Water is thick, which increases the activity’s resistance. The Arthritis Foundation claims that water offers 12 times the resistance of air, which can aid in muscular development, strength training, and toning. You have to exert more effort and, therefore, burn more calories while building muscle because water is denser and more difficult to maneuver through.

 

A person performing aqua workout
A person performing aqua workout

Your Pace Doesn’t Matter

Hyper-concentrating on the requirements of a training regimen, such as your pace, duration, or performance outcome, can raise the risk of poor mental health. 7 But in water, everyone exerts themselves equally and against the same force, so there is no incentive to go faster.

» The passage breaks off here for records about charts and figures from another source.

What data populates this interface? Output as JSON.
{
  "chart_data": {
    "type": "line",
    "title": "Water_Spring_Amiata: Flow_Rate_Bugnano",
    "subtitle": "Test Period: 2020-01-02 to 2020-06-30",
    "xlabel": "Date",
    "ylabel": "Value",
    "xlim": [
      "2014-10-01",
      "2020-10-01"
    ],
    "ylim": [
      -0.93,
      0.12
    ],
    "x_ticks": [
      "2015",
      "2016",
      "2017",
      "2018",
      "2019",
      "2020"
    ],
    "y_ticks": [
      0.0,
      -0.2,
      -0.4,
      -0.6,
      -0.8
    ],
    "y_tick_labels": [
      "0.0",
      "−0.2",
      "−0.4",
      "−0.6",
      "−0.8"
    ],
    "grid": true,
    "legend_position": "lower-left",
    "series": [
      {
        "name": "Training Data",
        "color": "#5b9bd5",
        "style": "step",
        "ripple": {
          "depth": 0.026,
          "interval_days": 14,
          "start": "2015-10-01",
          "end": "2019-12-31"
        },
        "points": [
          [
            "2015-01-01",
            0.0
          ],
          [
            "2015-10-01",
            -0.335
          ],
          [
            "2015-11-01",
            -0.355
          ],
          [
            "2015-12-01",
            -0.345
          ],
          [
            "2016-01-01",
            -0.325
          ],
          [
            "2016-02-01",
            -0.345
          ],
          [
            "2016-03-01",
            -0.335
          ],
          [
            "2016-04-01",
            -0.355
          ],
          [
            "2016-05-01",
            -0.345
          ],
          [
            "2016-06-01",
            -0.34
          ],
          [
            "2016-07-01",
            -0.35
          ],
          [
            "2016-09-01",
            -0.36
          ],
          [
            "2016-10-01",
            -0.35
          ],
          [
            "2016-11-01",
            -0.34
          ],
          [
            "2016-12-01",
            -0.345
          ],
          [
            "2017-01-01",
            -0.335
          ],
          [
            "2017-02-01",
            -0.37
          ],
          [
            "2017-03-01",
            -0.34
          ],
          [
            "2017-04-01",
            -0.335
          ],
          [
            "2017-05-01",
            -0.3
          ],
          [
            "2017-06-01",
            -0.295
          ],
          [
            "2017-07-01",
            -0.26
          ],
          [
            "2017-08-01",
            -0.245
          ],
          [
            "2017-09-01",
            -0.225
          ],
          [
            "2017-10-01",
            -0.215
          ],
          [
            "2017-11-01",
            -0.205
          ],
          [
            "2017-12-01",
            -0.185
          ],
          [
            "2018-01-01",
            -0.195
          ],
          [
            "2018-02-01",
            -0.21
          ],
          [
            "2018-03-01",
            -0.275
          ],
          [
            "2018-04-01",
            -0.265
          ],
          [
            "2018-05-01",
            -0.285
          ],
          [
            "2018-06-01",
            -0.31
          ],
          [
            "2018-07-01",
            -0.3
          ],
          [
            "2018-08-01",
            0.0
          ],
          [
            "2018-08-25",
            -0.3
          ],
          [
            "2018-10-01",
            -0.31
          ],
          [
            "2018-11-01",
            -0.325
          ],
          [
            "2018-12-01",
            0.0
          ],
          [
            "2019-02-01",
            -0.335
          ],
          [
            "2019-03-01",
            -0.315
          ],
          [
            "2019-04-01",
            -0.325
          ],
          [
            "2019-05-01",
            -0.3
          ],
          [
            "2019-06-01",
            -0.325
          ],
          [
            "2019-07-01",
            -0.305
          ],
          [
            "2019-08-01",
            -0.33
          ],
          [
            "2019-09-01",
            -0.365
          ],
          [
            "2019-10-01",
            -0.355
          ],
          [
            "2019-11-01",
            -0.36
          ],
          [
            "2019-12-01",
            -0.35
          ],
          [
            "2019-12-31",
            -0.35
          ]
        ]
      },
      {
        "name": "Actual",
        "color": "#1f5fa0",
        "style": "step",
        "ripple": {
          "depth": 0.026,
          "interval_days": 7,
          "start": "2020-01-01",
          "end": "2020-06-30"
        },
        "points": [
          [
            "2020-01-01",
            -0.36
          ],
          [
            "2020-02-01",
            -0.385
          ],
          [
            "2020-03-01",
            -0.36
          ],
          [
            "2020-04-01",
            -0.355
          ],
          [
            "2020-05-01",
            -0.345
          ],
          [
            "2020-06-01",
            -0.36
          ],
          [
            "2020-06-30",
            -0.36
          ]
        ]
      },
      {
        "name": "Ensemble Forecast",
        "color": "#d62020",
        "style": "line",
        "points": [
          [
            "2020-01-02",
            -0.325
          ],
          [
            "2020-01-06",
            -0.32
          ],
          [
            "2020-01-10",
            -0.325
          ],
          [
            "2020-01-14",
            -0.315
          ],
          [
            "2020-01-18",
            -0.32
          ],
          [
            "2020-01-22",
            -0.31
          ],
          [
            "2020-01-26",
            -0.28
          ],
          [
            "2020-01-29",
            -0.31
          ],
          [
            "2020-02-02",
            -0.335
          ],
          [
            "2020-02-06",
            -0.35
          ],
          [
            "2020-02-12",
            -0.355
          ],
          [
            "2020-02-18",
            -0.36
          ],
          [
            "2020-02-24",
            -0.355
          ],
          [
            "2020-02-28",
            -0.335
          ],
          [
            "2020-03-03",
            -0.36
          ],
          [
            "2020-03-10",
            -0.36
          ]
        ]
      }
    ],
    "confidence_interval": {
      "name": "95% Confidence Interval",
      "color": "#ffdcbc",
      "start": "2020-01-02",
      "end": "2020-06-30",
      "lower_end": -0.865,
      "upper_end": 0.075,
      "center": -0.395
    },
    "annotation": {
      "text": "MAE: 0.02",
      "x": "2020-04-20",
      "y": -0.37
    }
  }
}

May Assist In Weight Management

Aqua jogging, like regular running, burns calories and fat while providing resistance training, aerobic activity, and weight loss support.

The Equipment You’ll Need

While it may seem strange to put on swimming goggles instead of lace up running shoes, aqua jogging has its own special set of fitness equipment that is meant to help you succeed.

You may use a variety of tools to improve your aqua jogging sessions in the water.
Beginners should initially concentrate on the fundamentals, which include using an athletic swimsuit, swimming goggles, and frequently a swim cap.

Once you grow accustomed to the action, belts fit properly. You may focus on posture and mobility while maintaining your head floating by using them to enhance buoyancy while in the water by clipping them around your waist.

Water weights are another option for experienced aqua joggers who want more resistance.

Sample Workout

Here are a few exercises to get you started if you’re ready to try switching the road for the pool.

Warm-Up

In the water, move about while sprinting or walking for 5–10 minutes. This will help you warm up your muscles and find a new center of balance in the water.

Intervals

Depending on your ability level and the length of your training program, repeat the following 2–4 times. Any movement may be made more intense by including water weights.

  • 1-minute of a cadence run (starting at a slow cadence and gradually increasing over the course of the minute)
  • 8 sets of 5-second sprints, with 15 seconds of recovery in between each sprint
  • 1-minute of water walking
  • 1-minute of a cadence run
  • 5 sets of 30-second hard cross country running (a hard effort of the legs, traveling forward and backward in the water), with 30 seconds of recovery in between each set
  • 1-minute of a cadence run
  • 6-8 sets of 10-second high knees, with 15 seconds of recovery jogging in between each set
  • 1-minute of a cadence run
  • 1-minute of water walking
  • 1-minute of a cadence run

Cool-Down

In the water, move around lightly for 5–10 minutes while walking or running in a similar fashion to how you warmed up.